PROVIDENCE, R.I. (WPRI) – Rhode Island’s chief federal judge is speaking out against laws that require mandatory minimum sentences for certain crimes, amid a renewed push for them by the Trump administration.
Rhode Island U.S. District Chief Judge William Smith, who was appointed to the federal bench in 2002, said mandatory minimum laws strip judges of discretion when deciding what an appropriate sentence should be for a particular defendant.
“I’m not a fan of mandatory minimums. I am against them,” Smith told Target 12 in an interview. “I think they are bad policy and I think it would be a mistake for Congress to go in the direction of enacting more mandatory minimums.”
Mandatory minimums are laws that establish automatic prison terms for certain criminal charges.
Critics say the policy is unfair because it can lead to minor players involved in a crime – such as in a drug case – being punished at the same level as a major player. Mandatory minimums have also been blamed for the nation’s ballooning prison population.
In May, U.S. Attorney General Jeff Sessions issued a memo ordering prosecutors across the country to pursue “the most serious” charges and “those that carry the most substantial guidelines sentence, including mandatory minimum sentences.” It was a reversal of a directive issued by former Attorney General Eric Holder during the Obama administration.
Smith said he has not seen the impact of the Sessions’ order yet but added, “We’re just waiting to see what happens.”
Stephen Dambruch, Rhode Island’s acting U.S. attorney, defended Sessions’ policy.
“The [Justice] Department’s charging policy returns to a longstanding tradition that prosecutors charge the most serious, readily probable offense while enforcing the laws as passed by Congress,” Dambruch said in a statement. “It also allows prosecutors to deviate from that standard with supervisory approval when they believe appropriate, provided that their reasons are documented.”
He added, “Attorney General Sessions’ directive returns to our prosecutors necessary tools to fight violent crime, while providing discretion to handle their cases without unnecessary interference from Washington.”

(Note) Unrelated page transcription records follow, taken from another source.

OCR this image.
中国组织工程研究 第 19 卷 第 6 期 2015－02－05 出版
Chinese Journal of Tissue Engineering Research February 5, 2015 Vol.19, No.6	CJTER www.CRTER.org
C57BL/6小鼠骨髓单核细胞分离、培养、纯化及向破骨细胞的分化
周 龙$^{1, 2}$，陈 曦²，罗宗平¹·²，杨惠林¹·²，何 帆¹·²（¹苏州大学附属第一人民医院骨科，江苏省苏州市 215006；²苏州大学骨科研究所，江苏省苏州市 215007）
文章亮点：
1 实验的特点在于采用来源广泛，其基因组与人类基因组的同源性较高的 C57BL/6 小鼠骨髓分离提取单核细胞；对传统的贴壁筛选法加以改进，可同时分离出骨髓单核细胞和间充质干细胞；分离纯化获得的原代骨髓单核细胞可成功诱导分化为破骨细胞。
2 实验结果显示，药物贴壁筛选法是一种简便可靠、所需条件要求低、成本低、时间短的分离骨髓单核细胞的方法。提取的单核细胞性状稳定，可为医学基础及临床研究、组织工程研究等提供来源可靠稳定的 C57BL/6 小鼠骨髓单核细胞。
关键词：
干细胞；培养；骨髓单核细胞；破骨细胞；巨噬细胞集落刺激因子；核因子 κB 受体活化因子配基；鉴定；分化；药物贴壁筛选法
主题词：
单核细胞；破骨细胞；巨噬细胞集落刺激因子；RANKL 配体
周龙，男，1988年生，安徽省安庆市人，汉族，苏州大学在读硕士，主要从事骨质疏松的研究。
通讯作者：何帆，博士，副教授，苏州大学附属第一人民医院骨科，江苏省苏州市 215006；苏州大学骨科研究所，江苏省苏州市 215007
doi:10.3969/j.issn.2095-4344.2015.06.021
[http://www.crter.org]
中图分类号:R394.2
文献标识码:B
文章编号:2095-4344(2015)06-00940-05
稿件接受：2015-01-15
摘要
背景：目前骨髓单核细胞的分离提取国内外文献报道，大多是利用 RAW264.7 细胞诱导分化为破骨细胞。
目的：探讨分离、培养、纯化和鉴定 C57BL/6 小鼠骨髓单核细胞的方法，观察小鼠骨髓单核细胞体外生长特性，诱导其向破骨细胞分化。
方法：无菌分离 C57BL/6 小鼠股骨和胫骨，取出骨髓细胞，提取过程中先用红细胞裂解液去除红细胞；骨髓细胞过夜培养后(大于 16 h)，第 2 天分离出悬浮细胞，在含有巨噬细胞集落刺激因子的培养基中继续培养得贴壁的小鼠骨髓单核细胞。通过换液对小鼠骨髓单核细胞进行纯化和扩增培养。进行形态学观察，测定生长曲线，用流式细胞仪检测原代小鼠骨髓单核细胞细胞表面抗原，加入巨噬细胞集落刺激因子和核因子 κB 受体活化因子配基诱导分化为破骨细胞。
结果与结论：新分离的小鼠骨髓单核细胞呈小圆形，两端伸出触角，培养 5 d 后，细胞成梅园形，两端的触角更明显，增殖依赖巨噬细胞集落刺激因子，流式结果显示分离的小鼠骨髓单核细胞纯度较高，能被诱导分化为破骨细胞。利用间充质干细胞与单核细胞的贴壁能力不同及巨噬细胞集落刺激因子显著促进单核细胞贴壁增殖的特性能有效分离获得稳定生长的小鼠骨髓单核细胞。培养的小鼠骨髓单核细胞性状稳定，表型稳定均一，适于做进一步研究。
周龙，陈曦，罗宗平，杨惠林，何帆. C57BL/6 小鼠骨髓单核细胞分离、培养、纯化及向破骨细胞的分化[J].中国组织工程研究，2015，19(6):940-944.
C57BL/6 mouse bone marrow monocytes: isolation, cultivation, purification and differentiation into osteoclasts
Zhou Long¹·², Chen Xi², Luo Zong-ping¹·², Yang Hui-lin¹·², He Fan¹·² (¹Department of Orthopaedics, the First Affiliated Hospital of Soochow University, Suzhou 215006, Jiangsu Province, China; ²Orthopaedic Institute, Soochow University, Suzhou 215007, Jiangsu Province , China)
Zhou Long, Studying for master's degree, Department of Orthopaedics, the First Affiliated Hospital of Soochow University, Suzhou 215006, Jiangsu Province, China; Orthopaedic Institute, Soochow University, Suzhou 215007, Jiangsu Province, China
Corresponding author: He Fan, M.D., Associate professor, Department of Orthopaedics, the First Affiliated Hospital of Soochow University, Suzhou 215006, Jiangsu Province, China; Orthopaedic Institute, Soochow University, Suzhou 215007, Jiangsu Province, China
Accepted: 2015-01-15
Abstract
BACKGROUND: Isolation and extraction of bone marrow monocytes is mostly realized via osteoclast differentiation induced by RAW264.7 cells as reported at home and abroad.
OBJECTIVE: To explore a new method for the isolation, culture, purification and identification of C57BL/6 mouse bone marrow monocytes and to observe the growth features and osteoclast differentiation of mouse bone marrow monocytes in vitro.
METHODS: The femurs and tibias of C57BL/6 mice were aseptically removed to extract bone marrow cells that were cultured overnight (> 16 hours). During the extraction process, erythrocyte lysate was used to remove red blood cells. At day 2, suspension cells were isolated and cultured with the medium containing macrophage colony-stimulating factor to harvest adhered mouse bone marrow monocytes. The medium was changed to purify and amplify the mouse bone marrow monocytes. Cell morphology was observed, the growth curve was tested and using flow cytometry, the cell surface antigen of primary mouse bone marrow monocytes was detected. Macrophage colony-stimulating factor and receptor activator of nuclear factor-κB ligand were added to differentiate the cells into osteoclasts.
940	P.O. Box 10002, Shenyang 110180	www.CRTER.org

Peter Neronha, who served as Rhode Island’s U.S. attorney from 2009 until earlier this year, said charges that triggered a mandatory minimum were appropriate at times when he was in office, but his prosecutors would examine those cases “carefully.”
“Recognizing that mandatory minimums can tie [a judge’s] hands and therefore making sure that when we sought one, when we triggered a mandatory minimum sentence as prosecutors, that we were really sure that the circumstances and the defendant really warranted it,” Neronha said.
Smith said there have been times when he has told a defendant he wished he could give a less-severe sentence but could not.
“There are many, many horror stories about the application of mandatory minimums to defendants who really should not have gone to prison for as long as they did,” Smith said. “I think it’s bad policy to take the discretion away from trial court judges.”